Le Marché Finlay en hiver, et les charretiers de Lévis à l’occasion de la formation du pont de glace entre Lévis et Québec. Sur la droite, l’édifice Thibaudeau et Frères.
Un programme pour soutenir l’incorporation de Lévis
La nécessité d’un service efficace pour passagers et d’un marché public avait fait partie du programme exposé dans les pages du Journal de Québec par un des citoyens associé à la requête déposée au Parlement en avril 1861 et qui avait pour objet l’incorporation d’une ville ayant pour nom Lévis, du nom du vainqueur de la bataille de Sainte-Foy en avril 1760. Quelques grandes lignes du programme:
- Les traversiers : « Faites que l’on se transporte de Québec à la Pointe-Lévis dans un aussi court temps et avec autant de facilité que l’on passe de la Haute-Ville au faubourg Saint-Jean ou Saint-Roch et Québec et ne doutez plus de la prospérité et de l’avenir de la Pointe-Lévis. »
- Un marché: « Depuis longtemps, le besoin d’un marché public au Passage se fait sentir. Eh! Bien, dès l’instant qu’une traverse facile aura conduit de ce côté du fleuve le plus grand nombre possible de consommateurs, cette mesure deviendra indispensable; et tous les districts et townships du Sud viendront étaler avec complaisance leurs riches produits sur ce marché désiré, auquel ils seront comme autant de ressources inépuisables d’alimentation dans toutes les saisons de l’année.
Signé : L’ami du Progrès ( Journal de Québec, 11 avril 1861)
En vérité, la demande pour l’incorporation de Lévis était en fait une contre-requête pour déjouer les grands capitalistes de Québec, actionnaires du chemin de fer Grand- Tronc, et qui voulaient détacher le quartier de l’Anse Tibbits de la municipalité de Notre-Dame- de-la-Victoire pour échapper à la taxation réglementaire. Le territoire de Notre-Dame s’étendait au sud jusqu’à Saint-Henri et le Conseil était présidé par le Dr. J.-Goderic Blanchet.

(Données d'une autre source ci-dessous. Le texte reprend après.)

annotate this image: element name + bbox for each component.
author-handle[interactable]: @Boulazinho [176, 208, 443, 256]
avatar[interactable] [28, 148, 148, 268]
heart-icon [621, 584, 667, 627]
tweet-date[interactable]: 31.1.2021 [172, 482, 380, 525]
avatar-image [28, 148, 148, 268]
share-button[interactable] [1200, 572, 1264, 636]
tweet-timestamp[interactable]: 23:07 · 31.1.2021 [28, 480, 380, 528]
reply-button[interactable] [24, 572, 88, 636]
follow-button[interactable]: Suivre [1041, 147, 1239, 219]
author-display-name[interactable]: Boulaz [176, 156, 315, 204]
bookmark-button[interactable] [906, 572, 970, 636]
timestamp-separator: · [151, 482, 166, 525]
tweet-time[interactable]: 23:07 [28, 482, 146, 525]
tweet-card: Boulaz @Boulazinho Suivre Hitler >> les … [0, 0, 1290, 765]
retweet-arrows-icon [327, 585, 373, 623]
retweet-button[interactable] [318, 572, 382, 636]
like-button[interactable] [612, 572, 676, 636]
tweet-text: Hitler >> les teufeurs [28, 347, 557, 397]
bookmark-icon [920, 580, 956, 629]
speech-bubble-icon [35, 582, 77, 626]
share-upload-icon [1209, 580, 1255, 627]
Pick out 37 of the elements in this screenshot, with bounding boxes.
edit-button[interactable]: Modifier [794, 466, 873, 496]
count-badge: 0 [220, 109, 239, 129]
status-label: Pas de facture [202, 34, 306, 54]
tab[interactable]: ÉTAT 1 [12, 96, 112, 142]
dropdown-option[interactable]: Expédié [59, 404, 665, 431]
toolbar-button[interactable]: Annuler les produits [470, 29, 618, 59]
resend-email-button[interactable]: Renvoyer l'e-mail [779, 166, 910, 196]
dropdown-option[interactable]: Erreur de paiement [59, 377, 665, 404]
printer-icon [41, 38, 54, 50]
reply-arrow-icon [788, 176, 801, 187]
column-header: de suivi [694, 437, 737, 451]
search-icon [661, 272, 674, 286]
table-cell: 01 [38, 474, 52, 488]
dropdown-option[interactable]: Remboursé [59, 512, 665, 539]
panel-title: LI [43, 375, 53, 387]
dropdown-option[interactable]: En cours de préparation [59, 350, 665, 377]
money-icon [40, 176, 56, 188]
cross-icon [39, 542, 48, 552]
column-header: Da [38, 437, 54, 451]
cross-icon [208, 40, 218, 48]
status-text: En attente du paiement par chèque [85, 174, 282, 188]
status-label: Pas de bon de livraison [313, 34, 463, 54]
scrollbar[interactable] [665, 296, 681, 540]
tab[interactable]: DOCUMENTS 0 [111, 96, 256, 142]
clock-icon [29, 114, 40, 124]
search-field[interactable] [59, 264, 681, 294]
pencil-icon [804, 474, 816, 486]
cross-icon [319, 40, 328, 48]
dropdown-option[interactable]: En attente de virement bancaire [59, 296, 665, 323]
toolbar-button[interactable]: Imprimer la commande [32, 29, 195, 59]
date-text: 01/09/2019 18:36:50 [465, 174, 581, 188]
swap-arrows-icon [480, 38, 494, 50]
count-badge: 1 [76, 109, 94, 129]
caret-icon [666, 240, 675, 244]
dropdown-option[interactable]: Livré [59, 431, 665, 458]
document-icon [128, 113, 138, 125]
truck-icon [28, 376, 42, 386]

Le docteur Joseph-Goderic Blanchet, président de l’Assemblée législative du Bas-Canada, puis président de la Chambre des Communes du Canada.
L’incorporation de la ville de Lévis, cause de la défaite de François-Xavier Lemieux
Le 18 mai 1861, l’incorporation de Lévis fut adoptée « in extremis » par la Chambre d’assemblée du Canada-Uni grâce à l’influence et l’expérience parlementaire de François-Xavier Lemieux, député de Lévis depuis 1847, et en mai 1861, receveur général du Canada. Le 10 juillet suivant l’incorporation de Lévis, il y eut un scrutin pour renouveler la Chambre du Canada-Uni et le Dr. Blanchet réussit à battre François-Xavier Lemieux en misant sur l’insatisfaction des nombreux canotiers de Lévis qui ne voyaient pas d’un bon œil l’amélioration du service entre Lévis et Québec par des bateaux à vapeur.
Le programme des requérants pour l’incorporation de Lévis réalisé en 1864
Pierre-Georges Roy, fils de Léon Roy, premier secrétaire-trésorier de Lévis, relate dans ses Dates Lévisiennes que le programme publicisé dans le Journal de Québec en 1861 fut réalisé dès 1864 :
12 mai 1864 – Lancement du vapeur Québec…(qui)…fera la traversée d’été entre les deux rives avec son frère le Lévis lancé la semaine dernière.

Le traversier »Lévis », construit en 1864, rebaptisé « South » en 1876, demeura en service jusqu’en 1884
31 octobre 1864 – Le Canadien donne une description détaillée de la nouvelle halle qui a coûté $ 7 400,00. « La construction de cette halle fait honneur aux entrepreneurs Édouard et Germain Hallé, de Lévis, ainsi qu’à l’architecte, Michel Patry, de Québec.
- Cette bâtisse, qui mesure 109 pieds sur 46, est en brique et à deux étages.
- Le premier étage est divisé en dix-sept étaux de bonne grandeur.
- À chaque bout de la halle se trouve un escalier conduisant au deuxième étage.
- Ce dernier est divisé comme suit : une salle de 60 pieds sur 40, pour l’usage de toute réunion publique, concerts, soirées littéraires, etc
- La salle du Conseil, où se tiendront les réunions du corps municipal, mesure 40 pieds sur 30, laissant de chaque côté un espace où le public sera admis.
- À l’extrémité est de la bâtisse se trouvent deux bureaux, celui du secrétaire-trésorier de la ville, Léon Roy, notaire, et celui du maire, Louis Carrier.
- On a construit tout le tour de cette halle un quai de 60 pieds pour servir comme marché extérieur. »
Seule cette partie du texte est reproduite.